A day after London Olympic bronze medallist Saina Nehwal was eliminated at the BWF World Championships in Basel, coach and husband P Kashyap has slammed the umpiring in her round of 16 clash against Mia Blichfeldt.
Nehwal’s run of consecutive quarter-final appearances at the Worlds came to an end as she suffered a three-game loss to world No 12 Blichfeldt of Denmark in the pre-quarterfinals.
The eighth seeded Indian lost 21-15, 25-27, 12-21 against 22-year-old Blichfeldt in a marathon women’s singles match that lasted an hour and 12 minutes on Thursday. In the second game, that saw 52 points being played, Nehwal had two match points while also saving five game points.
“Two match-points snatched away by bad umpiring,” Kashyap tweeted.
“And numerous wrong decisions. Unbelievable that there are no reviews on other courts at the WORLD CHAMPIONSHIPS. When will our sport get better? Sick [of it],” he added.
The match was played on court No 4 and there was no telecast. And since it was not one of the two courts which are being telecast, there was no review system in place as well.
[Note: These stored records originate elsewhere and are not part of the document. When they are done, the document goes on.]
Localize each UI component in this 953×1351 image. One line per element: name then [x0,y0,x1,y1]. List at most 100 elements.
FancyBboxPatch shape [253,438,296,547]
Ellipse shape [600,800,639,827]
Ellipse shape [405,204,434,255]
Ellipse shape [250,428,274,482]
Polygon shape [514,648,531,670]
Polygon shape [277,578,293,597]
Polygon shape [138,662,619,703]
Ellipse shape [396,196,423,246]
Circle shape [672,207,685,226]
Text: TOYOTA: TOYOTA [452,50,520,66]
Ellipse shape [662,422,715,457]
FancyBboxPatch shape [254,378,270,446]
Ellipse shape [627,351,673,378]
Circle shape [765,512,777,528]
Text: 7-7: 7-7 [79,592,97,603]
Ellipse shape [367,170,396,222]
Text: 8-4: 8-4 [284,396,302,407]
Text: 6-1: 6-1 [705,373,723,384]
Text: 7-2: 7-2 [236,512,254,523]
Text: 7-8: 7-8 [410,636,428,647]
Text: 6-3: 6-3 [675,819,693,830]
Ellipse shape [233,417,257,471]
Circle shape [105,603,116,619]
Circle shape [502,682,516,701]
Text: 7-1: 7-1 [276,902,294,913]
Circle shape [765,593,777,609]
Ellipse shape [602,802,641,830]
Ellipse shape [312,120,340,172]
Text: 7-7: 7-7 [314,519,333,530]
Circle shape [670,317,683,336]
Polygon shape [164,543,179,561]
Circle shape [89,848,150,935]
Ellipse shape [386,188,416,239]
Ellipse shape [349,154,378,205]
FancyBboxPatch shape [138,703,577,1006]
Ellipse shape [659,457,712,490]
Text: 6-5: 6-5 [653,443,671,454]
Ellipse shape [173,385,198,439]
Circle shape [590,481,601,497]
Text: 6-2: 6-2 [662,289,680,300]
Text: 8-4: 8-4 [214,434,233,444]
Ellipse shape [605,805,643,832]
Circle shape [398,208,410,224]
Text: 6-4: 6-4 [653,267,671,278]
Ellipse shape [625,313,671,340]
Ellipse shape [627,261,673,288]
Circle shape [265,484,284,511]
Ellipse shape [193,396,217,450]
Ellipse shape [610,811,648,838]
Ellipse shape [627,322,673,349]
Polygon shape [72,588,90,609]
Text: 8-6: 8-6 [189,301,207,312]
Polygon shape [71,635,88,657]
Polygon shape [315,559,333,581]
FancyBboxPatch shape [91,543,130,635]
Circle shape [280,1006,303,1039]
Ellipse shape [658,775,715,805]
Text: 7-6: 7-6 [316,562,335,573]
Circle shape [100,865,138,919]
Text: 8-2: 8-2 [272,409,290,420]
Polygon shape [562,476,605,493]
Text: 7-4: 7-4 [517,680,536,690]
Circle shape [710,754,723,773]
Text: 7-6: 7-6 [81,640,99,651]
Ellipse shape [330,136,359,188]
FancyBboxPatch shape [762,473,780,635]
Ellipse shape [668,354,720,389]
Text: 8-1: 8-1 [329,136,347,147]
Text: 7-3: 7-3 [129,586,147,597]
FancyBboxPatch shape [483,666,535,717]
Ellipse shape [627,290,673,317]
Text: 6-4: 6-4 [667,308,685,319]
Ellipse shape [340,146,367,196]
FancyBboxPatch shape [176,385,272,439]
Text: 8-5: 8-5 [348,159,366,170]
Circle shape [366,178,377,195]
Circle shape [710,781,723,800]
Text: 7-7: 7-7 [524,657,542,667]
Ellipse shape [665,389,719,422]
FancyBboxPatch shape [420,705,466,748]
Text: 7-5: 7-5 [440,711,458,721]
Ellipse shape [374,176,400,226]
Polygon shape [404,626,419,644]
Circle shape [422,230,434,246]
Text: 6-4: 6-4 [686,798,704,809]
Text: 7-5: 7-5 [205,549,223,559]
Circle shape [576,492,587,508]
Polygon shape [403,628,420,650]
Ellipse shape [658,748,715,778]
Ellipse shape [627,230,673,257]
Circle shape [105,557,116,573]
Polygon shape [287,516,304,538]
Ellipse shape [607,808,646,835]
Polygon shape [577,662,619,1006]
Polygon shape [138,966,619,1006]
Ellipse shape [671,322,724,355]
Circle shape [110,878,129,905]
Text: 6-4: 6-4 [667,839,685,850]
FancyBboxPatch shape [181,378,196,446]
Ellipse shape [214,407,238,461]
Nehwal also tweeted soon after, expressing her dismay at the umpiring.
“Still can’t believe 2 match points which the umpire overruled in the second game,” the former world No 1 said. “And the umpire tells me in the [middle] of second game “let the line umpires do their job” and I don’t understand suddenly how the umpire overruled the match points. Very sick.”
Kashyap, the 2014 Commonwealth Games gold medallist, has been on the coach’s chair for Nehwal during the ongoing World Championships. His claims cannot be verified at the moment as there was no broadcast of the match on television or online.
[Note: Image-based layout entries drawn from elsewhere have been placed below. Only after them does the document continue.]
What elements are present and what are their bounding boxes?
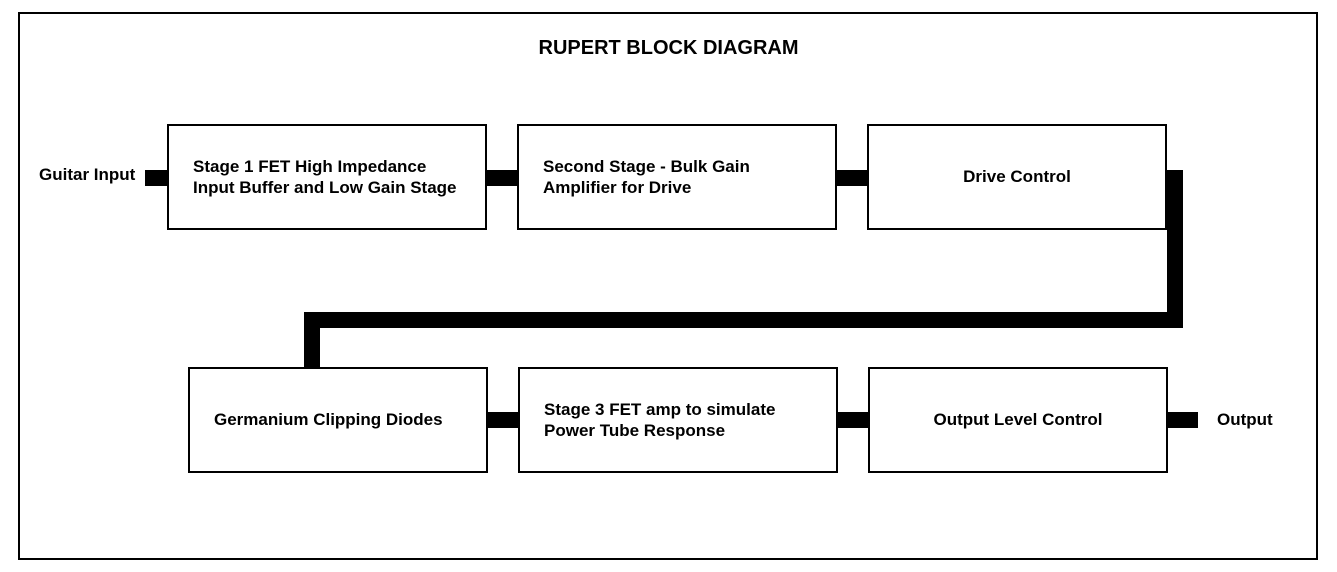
guitar-input-label: Guitar Input bbox=[39, 165, 135, 185]
block-outlvl-text: Output Level Control bbox=[933, 409, 1102, 430]
edge-s3-out bbox=[838, 412, 868, 428]
edge-across bbox=[304, 312, 1183, 328]
block-outlvl: Output Level Control bbox=[868, 367, 1168, 473]
block-stage1-text: Stage 1 FET High Impedance Input Buffer … bbox=[193, 156, 461, 199]
block-stage2-text: Second Stage - Bulk Gain Amplifier for D… bbox=[543, 156, 811, 199]
block-clip: Germanium Clipping Diodes bbox=[188, 367, 488, 473]
edge-out-lbl bbox=[1168, 412, 1198, 428]
block-stage3: Stage 3 FET amp to simulate Power Tube R… bbox=[518, 367, 838, 473]
block-stage2: Second Stage - Bulk Gain Amplifier for D… bbox=[517, 124, 837, 230]
block-stage1: Stage 1 FET High Impedance Input Buffer … bbox=[167, 124, 487, 230]
block-clip-text: Germanium Clipping Diodes bbox=[214, 409, 443, 430]
output-label: Output bbox=[1217, 410, 1273, 430]
edge-down-clip bbox=[304, 312, 320, 367]
edge-dr-down bbox=[1167, 170, 1183, 328]
diagram-title: RUPERT BLOCK DIAGRAM bbox=[0, 37, 1337, 60]
outer-frame bbox=[18, 12, 1318, 560]
edge-in-s1 bbox=[145, 170, 167, 186]
edge-s2-dr bbox=[837, 170, 867, 186]
edge-s1-s2 bbox=[487, 170, 517, 186]
edge-cl-s3 bbox=[488, 412, 518, 428]
block-stage3-text: Stage 3 FET amp to simulate Power Tube R… bbox=[544, 399, 812, 442]
block-drive-text: Drive Control bbox=[963, 166, 1071, 187]
diagram-canvas: RUPERT BLOCK DIAGRAM Guitar Input Stage … bbox=[0, 0, 1337, 572]
block-drive: Drive Control bbox=[867, 124, 1167, 230]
Nehwal boasts of a silver (in 2015 Jakarta) and a bronze medal (2017 Glasgow) at the World Championships. Her compatriot and two-time silver medallist PV Sindhu, however, sailed into the quarterfinals with an easy 21-14, 21-6 win over ninth seed Beiwan Zheng of the United States.
Sindhu will now face second seed Tai Tzu Ying of Chinese Taipei in the quarterfinals.